Saturday, May 19, 2018

Don't Settle for Easy Fault Finding

 Just yesterday a situation arose where I did the complete opposite of what I am writing about now.  I chose to think & believe the worst.  I chose judgement, complaint, and bitterness.  The Lord did not leave me alone in that mess, but pursued me through the literal dark of the night where sleep would not come and then once again this morning through the gift of alone time in a quiet house leading me to self awareness and then repentance.

I came across this verse in the quiet moments this morning and marinated on it as it was exactly what I needed.  "Let your speech always be gracious, seasoned with salt, so that you may know how to answer each person" (Colossians 4:6).

I got stuck on the salt part and spent time looking at the many uses of it.  Salt is actually a  multipurpose substance.  It can remove stains from the dirtiest objects, promote wellness, restoration, & safety, deter annoying creatures, and can even eliminate terrible odors  https://www.rd.com/home/cleaning-organizing/over-60-ways-to-use-salt/.  Imagine salt in our speech?!  The world would become a brighter place one conversation at a time.

In order for our speech to be seasoned with salt, we must speak with forbearance, gratitude, and compassion putting off our natural bent to be critical of another and putting on grace which is a work of the Holy Spirit within us.

To extend forbearance to someone we must not dissect the other person's motives by making a quick judgement about what was said or done when we feel wounded.  "He/she must have meant so and so.........I am just sure of it!"  Instead, we must always first offer the benefit of the doubt.  We have never walked the other person's shoes nor do we know what was meant behind the words spoken IF anything.

This morning it was brought to my attention the insanely high standards I have of others- expecting them to see and know all my tiredness, all my stresses, and all my circumstances while never struggling personally.  I want much grace at all times, but do not readily distribute that grace.  Bishop H.C. Moule has said that forbearance is “allowing for each other’s frailties and mistakes; aye, when they turn and wound you ‘in love,’ finding it easy to see with their eyes and if need be to take sides with them against yourselves!”

Are we freely granting allowances for our children, for our spouses, for our friends, for our coworkers, etc?  When someone is tired, do we give them grace when a hurtful word is spoken or do we hold it against them refusing to let it go?  When someone says something we perceive as hurtful, do we assume the best until we get clarification or do we assume the worst?

Complaining is natural especially when we feel pain, yet God calls us to more.  He calls us to live thankful lives.  I think of Kara Tippets who battled aggressive cancer openly through blogs, books, communal living, and much more.  She struggled openly, yet she asked God to help her put on thankfulness despite her horrendous circumstances.  As a result of putting on thankfulness and not allowing bitterness to sink in, she was a facilitator of change in many as she allowed God to use something so terrible for his glory.

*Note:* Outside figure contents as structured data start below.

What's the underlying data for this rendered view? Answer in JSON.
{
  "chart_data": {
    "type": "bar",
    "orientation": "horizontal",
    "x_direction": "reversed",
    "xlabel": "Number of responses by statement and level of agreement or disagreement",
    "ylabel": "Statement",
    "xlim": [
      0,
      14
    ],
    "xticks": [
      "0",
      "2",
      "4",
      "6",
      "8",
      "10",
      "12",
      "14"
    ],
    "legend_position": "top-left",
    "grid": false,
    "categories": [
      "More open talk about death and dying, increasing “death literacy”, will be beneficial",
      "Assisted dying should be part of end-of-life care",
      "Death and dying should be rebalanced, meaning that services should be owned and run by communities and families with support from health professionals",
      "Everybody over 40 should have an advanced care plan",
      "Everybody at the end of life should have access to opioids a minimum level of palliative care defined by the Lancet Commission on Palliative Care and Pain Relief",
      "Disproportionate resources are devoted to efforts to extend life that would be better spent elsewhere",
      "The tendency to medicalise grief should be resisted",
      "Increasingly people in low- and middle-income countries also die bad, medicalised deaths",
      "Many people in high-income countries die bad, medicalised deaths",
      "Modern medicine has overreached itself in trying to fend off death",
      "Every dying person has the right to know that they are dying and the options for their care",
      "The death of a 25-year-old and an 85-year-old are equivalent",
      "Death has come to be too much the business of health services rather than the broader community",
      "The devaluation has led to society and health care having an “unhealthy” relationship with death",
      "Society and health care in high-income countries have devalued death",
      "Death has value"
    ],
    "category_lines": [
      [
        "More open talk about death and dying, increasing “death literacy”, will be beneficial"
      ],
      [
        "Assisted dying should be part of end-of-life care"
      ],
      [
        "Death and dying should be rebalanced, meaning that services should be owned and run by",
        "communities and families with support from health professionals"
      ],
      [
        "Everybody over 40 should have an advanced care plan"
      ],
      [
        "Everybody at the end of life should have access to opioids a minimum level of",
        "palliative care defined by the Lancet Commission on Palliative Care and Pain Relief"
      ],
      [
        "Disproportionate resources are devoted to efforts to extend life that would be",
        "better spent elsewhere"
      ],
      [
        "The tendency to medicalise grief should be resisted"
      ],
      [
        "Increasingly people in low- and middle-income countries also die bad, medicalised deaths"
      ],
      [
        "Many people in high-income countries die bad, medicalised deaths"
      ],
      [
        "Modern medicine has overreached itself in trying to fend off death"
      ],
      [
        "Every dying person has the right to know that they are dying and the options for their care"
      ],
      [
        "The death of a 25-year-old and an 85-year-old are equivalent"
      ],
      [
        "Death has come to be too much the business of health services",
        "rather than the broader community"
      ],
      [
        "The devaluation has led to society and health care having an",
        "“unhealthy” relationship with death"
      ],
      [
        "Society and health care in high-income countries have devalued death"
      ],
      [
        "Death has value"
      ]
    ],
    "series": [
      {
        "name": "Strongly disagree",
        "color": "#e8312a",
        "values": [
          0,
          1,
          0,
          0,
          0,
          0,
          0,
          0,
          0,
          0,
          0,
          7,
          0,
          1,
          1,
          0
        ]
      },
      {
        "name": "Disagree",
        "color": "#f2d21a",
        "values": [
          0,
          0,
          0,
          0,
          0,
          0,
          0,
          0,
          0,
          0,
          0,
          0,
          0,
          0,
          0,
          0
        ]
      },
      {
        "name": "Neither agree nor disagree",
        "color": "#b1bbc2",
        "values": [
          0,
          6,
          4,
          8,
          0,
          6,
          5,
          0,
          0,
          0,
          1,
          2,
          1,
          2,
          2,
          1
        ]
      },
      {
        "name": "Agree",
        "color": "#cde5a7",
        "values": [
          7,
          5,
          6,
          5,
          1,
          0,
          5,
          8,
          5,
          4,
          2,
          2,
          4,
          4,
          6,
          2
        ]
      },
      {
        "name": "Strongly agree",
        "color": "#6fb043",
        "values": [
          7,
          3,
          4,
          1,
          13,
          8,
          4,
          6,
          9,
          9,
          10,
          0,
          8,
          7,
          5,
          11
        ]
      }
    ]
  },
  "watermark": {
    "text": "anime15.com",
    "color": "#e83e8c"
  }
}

Spewing bitterness is easy.  Speaking with compassion and kindness is not.  Just think how easy it is to mutilate a person not present with words by gossip.

Don't settle for easy fault finding.  By speaking with forbearance, gratitude, and compassion instead of judgement, complaint, and bitterness, we offer hope, forgiveness, and life to our hurting world.


1 comment:

  1. Let your speech always be gracious...humbling words this evening. Kara Tippets changed me, too. Taught me to be present in the hard. Loved reading this blog tonight. It is always encouraging to me.